Les communications électroniques ou e-communications sont apparues grâce à l’essor de l’informatique, des multimédias et d’Internet. Ainsi, la convergence de ces nouvelles technologies avec les outils classiques de télécommunication tels que le téléphone ou le fax a permis de créer de nouveaux supports de communication performants pour faciliter l’émission, la transmission et la réception de données beaucoup plus complexes et simultanées.
Exemple
Il est possible aujourd’hui, sur un même terminal mobile, de parler avec un correspondant, tout en regardant une page web, de lui envoyer par mail le lien de téléchargement de la chanson que vous écoutiez avant d’acheter les billets pour le concert de ce groupe et de poster sur Facebook la joie que vous procure cette prochaine sortie…
Si l’e-communication a d’abord été développée au sein des organisations, elle a aujourd’hui largement dépassé ces frontières. Les pratiques, d’abord professionnelles comme l’utilisation d’une messagerie électronique, sont dorénavant des pratiques courantes de l’individu en dehors de l’organisation. Cependant, les usages privés de l’e-communication deviennent également des sources d’inspiration pour les entreprises qui n’hésitent plus, par exemple, à utiliser les réseaux sociaux ou les blogs pour interagir avec leur public.

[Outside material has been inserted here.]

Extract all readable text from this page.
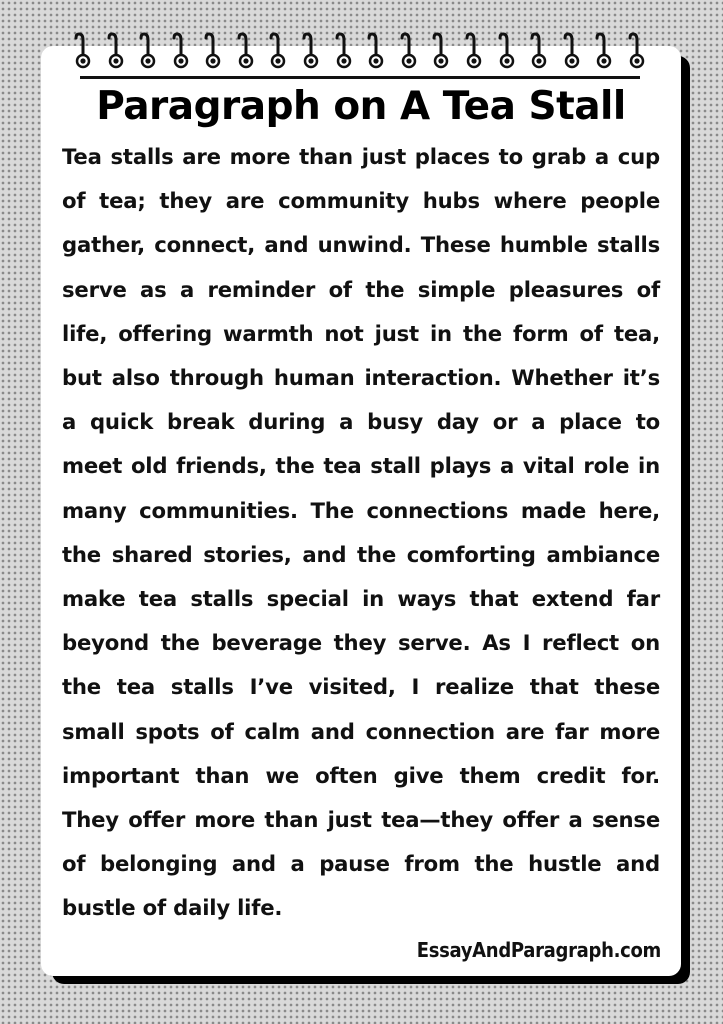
Paragraph on A Tea Stall
Tea stalls are more than just places to grab a cup of tea; they are community hubs where people gather, connect, and unwind. These humble stalls serve as a reminder of the simple pleasures of life, offering warmth not just in the form of tea, but also through human interaction. Whether it’s a quick break during a busy day or a place to meet old friends, the tea stall plays a vital role in many communities. The connections made here, the shared stories, and the comforting ambiance make tea stalls special in ways that extend far beyond the beverage they serve. As I reflect on the tea stalls I’ve visited, I realize that these small spots of calm and connection are far more important than we often give them credit for. They offer more than just tea—they offer a sense of belonging and a pause from the hustle and bustle of daily life.
EssayAndParagraph.com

2) Les outils de la e-communication
La e-communication a permis aux organisations de développer l’interactivité avec leurs publics interne comme externe, qui sont devenus des acteurs des échanges d’information à part entière. La communication est plus directe, plus libre et moins formelle. Elle offre également une variété de supports qui permet de s’adapter au mieux à la nature et au degré d’urgence des informations à transmettre.
a) La messagerie électronique
L’usage de la messagerie électronique remplace en quasi-totalité celui de la correspondance papier dans les entreprises. On lui préfère la rapidité de transmission des messages et la capacité de diffusion large d’une information (par exemple en cas d’envoi groupé ou de routage de mail en gros volume). L’apparition du Web a encore facilité son utilisation en offrant la possibilité de consulter ses mails à distance sur n’importe quel terminal connecté.
Cependant, cet outil nécessite une consultation très régulière par son utilisateur qui peut recevoir en peu de temps une quantité importante de messages, alors difficile à traiter. Cela freine sa productivité et diminue par conséquent l’interactivité permise par l’outil. La messagerie électronique nécessite également un archivage thématique des e-mails afin de garder l’accessibilité des informations pour le destinataire. D’autres applications sont attachées à l’outil de messagerie permettant de développer ses usages.
b) La liste de diffusion
La liste de diffusion (mailing list) permet de simplifier l’envoi automatique d’un message identique à une liste de personnes récurrentes inscrites, par le biais d’une seule adresse mail, grâce à un logiciel « robot de liste ». L’inscription à ces listes peut se faire à l’initiative du destinataire ou après l’approbation d’un gestionnaire. Ces listes ont pour objectif, pour les récepteurs, de suivre un sujet précis, de faire de la veille ou d’être tenu informés du déroulement d’un projet. Pour l’expéditeur, il s’agit souvent de garder un contact privilégié avec un public (interne ou externe). Une liste de diffusion n’a pas pour vocation d’être interactive : le but est de diffuser une information et non d’échanger.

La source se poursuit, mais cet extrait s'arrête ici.